На другой день мы снова услышали канонаду, на этот раз яснее, ближе и в новом направлении. Очевидно, теперь морская эскадра для своей учебной работы переместилась на юго-запад от Гатчины. Но как будто в этом направлении нет моря?
К полудню этого же дня странная суматоха, какая-то загадочная беготня, тревожная возня началась во всегда пустых, безлюдных улицах Гатчины. Невиданные доселе, совсем незнакомые люди таскали взад и вперед сундуки, узлы, корзинки, чемоданы. Наехали в город окрестные мужики на пустых телегах. Бежали опрометью по мостовой какие-то испуганные бабы со связками соломы и с веревочными бунтами на плечах. Очевидно, кто-то переезжал или уезжал. Мне было неинтересно кто.

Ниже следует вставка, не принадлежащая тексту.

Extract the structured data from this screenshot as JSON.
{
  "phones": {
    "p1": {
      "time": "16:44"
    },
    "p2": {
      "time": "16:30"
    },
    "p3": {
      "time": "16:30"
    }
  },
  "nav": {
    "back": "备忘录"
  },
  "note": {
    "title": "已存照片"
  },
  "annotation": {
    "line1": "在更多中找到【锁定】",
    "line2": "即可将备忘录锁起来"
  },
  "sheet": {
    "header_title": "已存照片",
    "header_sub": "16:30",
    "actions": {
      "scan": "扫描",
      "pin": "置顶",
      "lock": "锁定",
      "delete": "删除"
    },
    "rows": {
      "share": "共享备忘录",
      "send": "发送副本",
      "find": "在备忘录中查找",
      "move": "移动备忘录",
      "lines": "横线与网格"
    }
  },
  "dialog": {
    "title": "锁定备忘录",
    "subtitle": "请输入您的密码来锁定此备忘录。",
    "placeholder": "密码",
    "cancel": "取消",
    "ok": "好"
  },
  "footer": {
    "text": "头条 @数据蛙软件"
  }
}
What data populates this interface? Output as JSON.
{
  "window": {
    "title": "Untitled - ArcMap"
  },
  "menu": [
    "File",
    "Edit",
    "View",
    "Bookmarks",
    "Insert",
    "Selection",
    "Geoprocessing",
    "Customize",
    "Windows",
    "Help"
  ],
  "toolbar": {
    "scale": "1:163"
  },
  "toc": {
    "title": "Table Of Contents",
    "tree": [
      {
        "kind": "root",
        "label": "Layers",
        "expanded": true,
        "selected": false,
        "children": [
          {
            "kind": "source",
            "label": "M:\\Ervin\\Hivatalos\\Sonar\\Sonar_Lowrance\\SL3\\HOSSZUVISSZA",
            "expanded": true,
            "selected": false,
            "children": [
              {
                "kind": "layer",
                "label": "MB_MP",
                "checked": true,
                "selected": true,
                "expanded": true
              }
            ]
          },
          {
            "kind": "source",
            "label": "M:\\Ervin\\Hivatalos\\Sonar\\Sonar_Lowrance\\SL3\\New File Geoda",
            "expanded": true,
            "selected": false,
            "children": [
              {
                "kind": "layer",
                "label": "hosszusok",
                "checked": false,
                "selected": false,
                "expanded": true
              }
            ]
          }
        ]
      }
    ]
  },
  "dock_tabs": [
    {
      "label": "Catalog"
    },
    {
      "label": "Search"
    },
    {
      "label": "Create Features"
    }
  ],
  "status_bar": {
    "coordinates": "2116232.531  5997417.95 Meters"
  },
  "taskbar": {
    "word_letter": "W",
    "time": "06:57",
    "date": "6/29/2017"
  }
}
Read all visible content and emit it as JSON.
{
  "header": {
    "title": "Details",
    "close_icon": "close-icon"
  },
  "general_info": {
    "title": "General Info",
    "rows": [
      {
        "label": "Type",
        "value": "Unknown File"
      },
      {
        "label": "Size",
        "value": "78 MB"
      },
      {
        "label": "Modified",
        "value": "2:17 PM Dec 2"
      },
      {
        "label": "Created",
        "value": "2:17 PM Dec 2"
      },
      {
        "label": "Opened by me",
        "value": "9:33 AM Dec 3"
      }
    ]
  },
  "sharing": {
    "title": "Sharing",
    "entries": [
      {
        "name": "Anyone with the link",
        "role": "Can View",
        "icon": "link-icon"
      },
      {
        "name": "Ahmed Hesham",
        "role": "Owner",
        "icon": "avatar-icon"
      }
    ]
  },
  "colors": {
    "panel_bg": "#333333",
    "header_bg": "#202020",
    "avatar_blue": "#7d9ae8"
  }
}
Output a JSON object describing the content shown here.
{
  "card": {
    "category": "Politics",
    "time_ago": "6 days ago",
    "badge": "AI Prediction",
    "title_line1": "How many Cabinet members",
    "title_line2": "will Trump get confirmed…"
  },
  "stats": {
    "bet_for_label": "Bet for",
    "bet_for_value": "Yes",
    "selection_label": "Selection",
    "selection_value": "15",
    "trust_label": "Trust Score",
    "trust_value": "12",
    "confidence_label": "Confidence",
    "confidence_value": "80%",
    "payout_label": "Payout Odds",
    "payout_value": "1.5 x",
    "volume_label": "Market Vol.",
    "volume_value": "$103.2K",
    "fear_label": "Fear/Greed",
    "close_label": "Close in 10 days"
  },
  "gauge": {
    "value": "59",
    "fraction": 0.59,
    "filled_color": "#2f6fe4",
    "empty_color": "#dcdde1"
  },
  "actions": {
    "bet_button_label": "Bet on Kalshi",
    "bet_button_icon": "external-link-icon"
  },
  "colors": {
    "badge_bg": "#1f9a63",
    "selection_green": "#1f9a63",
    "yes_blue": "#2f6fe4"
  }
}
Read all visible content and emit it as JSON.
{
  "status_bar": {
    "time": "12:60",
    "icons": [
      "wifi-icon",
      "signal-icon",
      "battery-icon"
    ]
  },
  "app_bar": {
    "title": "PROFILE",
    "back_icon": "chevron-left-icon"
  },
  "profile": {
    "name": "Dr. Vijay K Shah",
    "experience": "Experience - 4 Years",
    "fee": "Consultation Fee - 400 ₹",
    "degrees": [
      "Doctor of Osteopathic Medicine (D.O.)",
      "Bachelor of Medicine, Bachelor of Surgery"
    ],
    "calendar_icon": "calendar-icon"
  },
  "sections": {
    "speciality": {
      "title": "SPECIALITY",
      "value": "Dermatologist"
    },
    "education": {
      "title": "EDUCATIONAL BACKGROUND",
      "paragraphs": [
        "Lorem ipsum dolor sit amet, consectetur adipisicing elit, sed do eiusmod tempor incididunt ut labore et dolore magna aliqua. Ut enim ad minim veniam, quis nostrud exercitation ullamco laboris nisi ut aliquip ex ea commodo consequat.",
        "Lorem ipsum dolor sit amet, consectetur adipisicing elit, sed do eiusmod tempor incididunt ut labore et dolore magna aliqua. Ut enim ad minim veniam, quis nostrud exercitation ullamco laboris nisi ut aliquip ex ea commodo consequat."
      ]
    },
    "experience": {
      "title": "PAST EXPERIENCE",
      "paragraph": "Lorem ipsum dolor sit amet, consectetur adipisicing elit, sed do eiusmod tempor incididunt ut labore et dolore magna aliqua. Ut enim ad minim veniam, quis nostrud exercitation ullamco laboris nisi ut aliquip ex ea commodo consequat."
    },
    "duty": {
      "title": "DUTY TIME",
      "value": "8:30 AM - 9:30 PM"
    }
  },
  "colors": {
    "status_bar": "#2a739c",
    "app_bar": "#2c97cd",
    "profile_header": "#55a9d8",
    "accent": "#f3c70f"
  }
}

Но перед вечером мне понадобилось выйти из дому. На Соборной улице я встретился с одним чудаком. Он всегда рекомендовался густым басом, оттопыривая вбок локоть для рукопожатия и напруживая по-бычьи шею: учитель народной средней школы. Фамилии его я не знал. Он был, в сущности, неплохой малый, хотя и пил вежеталь большими флаконами, каждый в одно дыхание.
Он подошел ко мне:
– Знаете, что случилось? Все советские выезжают нынче ночью спешно в Петроград.
– Почему?
– Кто знает? Паника. Пойдемте посмотрим.
На проспекте Павла I, на Михайловской и Бомбардирской улицах густо стояли груженые возы. Чего в них не было – кровати, перины, диваны, кресла, комоды, клетка с попугаем, граммофоны, цветочные горшки, детские коляски. А из домов выносили все новые и новые предметы домашнего обихода.
– Бегут! – сказал учитель. – Кстати, нет ли у вас одеколонцу Ралле, вспрыснуть счастливый отъезд?